Back to the pool. Hooray! Swam a lot of loops — 99 laps — while breathing every 3, then 4, 5, then 6. Worked on breathing on my weaker side (left) when breathing every 4. Decided not to count, just swam until Scott entered the pool area and stood at the top of my lane. Not very crowded today. A guy in swim trunks to my right, swimming a lot of side stroke. It was fun to watch the wide sweep of his hands as he moved through the water on his side. Empty to my left, then Miss Luna arrived. Almost positive it was Miss Luna — the regular swimmer who swims with fins and paddles and does butterfly, and wears a pale green suit, with pale blue too, that makes me think vaguely of a luna moth. She wasn’t in pale green with blue today, but a similar suit.

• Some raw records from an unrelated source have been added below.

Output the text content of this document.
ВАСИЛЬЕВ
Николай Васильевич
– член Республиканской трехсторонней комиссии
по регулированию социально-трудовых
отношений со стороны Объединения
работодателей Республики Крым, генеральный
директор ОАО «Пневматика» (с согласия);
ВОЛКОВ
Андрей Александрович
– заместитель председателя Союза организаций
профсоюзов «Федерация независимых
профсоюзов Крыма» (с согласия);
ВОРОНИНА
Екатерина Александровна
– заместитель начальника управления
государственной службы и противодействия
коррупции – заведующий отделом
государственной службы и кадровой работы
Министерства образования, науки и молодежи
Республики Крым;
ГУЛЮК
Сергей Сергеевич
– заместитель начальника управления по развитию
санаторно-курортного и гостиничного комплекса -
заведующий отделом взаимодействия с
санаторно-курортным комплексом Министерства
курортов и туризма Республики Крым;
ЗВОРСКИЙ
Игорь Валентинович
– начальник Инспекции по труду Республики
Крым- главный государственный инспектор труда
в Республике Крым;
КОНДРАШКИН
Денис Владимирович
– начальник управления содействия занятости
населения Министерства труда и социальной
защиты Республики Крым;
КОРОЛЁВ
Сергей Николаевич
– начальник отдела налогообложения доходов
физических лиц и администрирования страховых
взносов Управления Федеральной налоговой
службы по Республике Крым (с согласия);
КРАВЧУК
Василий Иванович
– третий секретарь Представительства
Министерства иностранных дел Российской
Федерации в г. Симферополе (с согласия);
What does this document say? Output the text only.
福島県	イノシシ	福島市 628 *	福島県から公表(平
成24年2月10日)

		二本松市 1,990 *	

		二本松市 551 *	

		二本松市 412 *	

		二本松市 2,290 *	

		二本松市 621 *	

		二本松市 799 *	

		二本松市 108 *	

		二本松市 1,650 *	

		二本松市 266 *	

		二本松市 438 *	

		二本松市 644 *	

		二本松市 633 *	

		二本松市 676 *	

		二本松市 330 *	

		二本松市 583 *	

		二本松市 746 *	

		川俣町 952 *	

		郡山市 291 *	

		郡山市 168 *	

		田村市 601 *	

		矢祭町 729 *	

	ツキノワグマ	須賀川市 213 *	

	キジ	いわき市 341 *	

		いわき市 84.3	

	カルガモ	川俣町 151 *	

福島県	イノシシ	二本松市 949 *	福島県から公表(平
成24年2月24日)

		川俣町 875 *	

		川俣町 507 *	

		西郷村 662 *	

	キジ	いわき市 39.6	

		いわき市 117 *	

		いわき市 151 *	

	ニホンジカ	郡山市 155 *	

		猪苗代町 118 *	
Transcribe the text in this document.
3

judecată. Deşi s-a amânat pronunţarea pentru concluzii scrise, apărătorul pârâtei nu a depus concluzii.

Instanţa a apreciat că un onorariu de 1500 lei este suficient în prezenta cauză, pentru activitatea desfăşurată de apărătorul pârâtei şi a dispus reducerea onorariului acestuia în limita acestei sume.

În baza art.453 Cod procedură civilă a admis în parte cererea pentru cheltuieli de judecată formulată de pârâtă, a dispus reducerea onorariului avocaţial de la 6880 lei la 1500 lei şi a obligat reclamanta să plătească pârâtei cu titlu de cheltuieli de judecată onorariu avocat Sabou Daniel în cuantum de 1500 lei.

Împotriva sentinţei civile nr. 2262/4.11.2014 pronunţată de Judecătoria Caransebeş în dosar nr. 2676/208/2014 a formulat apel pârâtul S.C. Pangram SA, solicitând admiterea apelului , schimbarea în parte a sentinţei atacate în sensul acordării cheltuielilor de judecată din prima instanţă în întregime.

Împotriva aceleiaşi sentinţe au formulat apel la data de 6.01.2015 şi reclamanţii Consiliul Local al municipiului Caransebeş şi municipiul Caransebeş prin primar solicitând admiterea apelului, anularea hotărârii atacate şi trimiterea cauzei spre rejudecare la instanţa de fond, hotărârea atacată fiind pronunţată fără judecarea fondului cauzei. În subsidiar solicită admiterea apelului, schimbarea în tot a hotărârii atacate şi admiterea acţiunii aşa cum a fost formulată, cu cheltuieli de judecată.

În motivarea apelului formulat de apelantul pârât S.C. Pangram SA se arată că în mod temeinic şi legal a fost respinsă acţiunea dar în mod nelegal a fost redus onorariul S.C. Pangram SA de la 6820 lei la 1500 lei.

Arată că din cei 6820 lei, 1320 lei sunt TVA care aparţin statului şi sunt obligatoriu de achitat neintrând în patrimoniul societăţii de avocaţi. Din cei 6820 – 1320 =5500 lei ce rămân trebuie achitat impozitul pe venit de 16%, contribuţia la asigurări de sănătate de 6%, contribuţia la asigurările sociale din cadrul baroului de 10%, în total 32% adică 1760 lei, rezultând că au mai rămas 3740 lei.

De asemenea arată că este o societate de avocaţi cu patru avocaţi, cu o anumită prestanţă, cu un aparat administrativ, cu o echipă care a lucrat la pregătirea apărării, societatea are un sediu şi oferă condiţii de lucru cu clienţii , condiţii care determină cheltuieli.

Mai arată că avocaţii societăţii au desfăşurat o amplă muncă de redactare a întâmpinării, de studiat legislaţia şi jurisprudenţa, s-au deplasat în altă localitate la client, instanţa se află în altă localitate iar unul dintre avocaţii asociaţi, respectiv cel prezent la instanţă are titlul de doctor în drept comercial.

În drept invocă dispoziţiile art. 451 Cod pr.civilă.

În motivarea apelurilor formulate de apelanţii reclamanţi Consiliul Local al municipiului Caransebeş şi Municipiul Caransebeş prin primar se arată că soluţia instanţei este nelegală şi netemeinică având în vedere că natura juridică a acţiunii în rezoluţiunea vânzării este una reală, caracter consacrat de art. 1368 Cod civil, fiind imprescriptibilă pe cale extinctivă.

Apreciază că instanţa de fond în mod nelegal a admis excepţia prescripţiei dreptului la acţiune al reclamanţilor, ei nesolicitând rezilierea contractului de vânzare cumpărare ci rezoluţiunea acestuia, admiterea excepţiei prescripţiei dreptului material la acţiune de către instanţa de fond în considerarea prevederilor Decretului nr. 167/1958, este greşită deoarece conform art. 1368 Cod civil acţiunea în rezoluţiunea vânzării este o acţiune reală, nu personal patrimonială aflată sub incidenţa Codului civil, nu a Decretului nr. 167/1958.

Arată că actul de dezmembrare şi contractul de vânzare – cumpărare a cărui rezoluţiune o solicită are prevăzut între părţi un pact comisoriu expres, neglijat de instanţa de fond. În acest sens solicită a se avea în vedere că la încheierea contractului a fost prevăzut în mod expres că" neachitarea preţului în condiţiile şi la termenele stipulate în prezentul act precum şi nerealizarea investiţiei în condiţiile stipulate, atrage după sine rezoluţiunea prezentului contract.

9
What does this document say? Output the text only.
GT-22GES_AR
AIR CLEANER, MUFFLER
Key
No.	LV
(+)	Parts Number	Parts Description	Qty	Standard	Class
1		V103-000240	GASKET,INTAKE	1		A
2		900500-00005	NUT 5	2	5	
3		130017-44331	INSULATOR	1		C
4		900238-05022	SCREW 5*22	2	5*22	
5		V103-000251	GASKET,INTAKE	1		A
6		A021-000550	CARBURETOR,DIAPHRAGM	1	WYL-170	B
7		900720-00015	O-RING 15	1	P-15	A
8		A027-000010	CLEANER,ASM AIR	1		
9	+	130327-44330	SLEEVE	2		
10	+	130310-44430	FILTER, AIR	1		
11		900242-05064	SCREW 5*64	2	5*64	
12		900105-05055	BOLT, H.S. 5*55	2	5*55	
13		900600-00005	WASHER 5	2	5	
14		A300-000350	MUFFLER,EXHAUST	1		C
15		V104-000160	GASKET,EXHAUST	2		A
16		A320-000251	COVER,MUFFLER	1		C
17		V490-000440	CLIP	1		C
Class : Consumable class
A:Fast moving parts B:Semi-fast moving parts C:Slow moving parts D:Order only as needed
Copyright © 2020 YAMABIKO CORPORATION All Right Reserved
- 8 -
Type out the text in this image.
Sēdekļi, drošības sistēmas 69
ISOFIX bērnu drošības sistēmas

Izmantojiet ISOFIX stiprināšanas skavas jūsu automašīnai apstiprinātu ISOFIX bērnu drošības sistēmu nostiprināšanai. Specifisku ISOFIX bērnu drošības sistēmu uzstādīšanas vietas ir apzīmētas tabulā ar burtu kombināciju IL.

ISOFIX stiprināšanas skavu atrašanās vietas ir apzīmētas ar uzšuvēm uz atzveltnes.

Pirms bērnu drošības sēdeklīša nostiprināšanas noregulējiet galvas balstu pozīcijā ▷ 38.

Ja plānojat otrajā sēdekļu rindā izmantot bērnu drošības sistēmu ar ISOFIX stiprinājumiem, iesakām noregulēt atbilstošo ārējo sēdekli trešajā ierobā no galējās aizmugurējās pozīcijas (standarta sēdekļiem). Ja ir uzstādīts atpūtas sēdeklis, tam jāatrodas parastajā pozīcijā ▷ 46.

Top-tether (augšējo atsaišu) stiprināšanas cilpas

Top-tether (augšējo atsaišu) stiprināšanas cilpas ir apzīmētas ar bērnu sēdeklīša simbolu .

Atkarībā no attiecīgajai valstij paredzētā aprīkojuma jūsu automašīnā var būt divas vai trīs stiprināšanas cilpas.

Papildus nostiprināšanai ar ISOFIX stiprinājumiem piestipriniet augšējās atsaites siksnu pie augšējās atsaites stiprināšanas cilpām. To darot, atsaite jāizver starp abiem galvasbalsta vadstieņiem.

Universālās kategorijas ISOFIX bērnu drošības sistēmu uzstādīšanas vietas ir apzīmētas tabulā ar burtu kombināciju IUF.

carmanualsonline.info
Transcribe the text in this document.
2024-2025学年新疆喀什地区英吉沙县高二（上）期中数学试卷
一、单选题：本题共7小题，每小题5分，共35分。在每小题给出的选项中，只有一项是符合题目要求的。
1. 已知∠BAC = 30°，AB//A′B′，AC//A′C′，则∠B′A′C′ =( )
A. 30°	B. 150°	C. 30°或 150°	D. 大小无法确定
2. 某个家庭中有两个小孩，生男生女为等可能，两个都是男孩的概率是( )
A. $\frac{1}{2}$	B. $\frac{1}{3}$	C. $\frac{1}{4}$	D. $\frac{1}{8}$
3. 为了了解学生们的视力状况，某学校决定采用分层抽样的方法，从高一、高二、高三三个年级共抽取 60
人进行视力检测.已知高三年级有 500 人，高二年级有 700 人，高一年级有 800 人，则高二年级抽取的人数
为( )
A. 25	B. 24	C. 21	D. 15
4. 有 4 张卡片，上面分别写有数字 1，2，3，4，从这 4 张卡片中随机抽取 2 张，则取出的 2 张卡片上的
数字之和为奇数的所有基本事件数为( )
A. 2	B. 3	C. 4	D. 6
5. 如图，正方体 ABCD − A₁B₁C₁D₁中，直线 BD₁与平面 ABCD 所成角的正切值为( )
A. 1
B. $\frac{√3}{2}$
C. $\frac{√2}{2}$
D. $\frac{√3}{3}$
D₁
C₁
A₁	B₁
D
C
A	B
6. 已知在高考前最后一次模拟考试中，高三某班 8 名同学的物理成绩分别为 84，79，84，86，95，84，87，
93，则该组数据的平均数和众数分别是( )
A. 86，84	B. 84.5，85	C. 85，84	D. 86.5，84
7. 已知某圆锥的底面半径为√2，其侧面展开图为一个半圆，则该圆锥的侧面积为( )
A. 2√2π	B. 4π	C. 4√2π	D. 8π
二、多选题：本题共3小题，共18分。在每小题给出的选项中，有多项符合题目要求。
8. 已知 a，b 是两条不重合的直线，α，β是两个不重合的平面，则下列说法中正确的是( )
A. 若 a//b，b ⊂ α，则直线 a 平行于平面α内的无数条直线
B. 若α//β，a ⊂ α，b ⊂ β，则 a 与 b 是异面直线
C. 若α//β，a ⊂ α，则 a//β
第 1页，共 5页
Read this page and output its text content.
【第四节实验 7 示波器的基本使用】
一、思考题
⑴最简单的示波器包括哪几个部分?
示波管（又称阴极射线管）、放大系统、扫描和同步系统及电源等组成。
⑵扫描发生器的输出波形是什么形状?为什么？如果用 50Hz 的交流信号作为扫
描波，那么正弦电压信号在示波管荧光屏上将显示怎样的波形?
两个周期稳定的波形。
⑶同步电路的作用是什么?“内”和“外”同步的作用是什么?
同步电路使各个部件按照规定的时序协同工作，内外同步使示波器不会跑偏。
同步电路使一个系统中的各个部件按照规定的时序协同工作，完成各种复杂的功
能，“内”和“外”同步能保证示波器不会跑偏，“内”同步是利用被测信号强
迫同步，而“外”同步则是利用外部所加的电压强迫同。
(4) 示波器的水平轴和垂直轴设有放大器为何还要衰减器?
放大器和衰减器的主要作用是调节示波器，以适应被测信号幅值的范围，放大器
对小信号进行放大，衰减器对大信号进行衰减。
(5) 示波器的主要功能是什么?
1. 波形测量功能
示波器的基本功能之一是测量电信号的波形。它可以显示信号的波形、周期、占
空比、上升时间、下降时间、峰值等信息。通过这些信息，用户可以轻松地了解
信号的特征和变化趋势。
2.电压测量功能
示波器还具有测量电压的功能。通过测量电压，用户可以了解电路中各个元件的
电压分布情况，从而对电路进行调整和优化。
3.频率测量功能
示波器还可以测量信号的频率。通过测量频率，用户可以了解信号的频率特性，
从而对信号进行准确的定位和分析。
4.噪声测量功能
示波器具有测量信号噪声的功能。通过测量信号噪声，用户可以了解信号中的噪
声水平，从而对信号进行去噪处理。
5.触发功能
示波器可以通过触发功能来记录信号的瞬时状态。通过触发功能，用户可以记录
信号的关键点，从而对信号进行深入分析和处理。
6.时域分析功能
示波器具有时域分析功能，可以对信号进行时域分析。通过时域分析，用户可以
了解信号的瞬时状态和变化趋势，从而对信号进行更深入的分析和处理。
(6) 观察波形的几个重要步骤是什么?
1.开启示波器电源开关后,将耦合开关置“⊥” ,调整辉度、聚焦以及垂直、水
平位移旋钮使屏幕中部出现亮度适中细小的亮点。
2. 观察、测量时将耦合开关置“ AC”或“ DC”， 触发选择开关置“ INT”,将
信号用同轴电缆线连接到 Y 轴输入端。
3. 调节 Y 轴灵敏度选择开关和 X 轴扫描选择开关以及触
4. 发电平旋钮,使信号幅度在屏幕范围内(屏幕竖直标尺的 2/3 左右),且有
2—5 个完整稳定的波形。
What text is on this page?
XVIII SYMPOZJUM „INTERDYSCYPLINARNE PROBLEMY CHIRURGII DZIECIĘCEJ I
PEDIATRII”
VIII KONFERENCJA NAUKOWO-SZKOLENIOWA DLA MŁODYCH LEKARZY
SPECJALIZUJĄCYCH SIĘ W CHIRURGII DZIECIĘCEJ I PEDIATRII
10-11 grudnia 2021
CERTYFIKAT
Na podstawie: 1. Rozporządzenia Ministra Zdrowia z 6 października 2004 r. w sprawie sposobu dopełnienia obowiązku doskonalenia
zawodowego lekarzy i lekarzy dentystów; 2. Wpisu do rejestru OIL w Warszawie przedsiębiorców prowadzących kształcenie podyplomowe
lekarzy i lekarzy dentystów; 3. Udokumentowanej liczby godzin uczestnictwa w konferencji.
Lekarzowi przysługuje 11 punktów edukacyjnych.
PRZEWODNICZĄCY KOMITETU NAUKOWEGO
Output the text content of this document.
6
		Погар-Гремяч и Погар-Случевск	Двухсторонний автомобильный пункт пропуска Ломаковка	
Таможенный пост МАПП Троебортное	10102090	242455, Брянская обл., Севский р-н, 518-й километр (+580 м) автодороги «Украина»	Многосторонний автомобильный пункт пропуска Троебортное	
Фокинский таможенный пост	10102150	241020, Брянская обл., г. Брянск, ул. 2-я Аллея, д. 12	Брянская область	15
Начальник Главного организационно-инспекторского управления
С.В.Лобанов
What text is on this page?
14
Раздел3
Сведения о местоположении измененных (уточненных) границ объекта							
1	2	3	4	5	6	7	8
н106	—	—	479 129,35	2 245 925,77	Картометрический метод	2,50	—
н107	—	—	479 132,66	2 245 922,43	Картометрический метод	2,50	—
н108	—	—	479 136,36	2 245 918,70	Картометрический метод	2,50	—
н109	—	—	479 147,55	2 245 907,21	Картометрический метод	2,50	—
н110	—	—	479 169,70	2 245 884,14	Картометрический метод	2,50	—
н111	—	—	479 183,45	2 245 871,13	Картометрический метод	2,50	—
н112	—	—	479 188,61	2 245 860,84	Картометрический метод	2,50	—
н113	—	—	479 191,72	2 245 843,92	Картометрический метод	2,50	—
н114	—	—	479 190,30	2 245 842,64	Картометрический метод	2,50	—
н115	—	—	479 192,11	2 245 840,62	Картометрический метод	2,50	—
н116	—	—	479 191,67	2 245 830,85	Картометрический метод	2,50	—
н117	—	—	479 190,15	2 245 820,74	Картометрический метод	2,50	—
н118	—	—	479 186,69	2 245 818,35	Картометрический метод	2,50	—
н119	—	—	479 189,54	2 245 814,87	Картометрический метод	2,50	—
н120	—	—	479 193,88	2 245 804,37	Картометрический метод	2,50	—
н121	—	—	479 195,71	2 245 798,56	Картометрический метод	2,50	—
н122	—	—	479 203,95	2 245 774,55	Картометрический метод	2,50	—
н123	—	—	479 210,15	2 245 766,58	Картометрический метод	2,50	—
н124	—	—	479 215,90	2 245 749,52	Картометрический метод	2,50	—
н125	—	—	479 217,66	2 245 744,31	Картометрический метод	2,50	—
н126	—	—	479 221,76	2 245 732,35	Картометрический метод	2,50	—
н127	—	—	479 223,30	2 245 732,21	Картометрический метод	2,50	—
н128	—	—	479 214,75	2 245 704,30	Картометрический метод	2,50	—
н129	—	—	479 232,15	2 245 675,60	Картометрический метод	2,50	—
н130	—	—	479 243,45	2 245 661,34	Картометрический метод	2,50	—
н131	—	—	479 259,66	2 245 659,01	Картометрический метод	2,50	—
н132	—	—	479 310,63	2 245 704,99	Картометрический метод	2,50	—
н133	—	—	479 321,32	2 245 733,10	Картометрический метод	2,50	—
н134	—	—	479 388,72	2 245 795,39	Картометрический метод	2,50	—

Same strong stroke, same fins.
They must have added chlorine since my last swim. Much clearer, sharper too. The blue of the tiles on the bottom that make the lines dividing the sides of the lane were a vivid blue instead of almost looking navy or black. Speaking of color, kept seeing yellow and orange when I lifted my head.
Felt strong and happy and buoyant, riding the surface, smoothly powering through the water. At some point, I started thinking about my color poems. I’ve written one about yellow, another about color in general. Before swimming, I started one about gray. Almost everything is gray or seems gray or leads to gray. Other colors are only pops, flashes, suggestions. I thought about making the poem mostly variations on the phrase, a gray day, or singing a song of gray, or gray area, or grayed out. Then I thought about having the poem visually mimic how I often see color. It’s frequently a flat or hazy gray until suddenly, to the side, a slash or pop of color appears, like orange or red. So, most of the words are gray, gray day, gray dreams, sing a song of gray, then off to the side, “orange” appears. Could this work? I’ll give it a try!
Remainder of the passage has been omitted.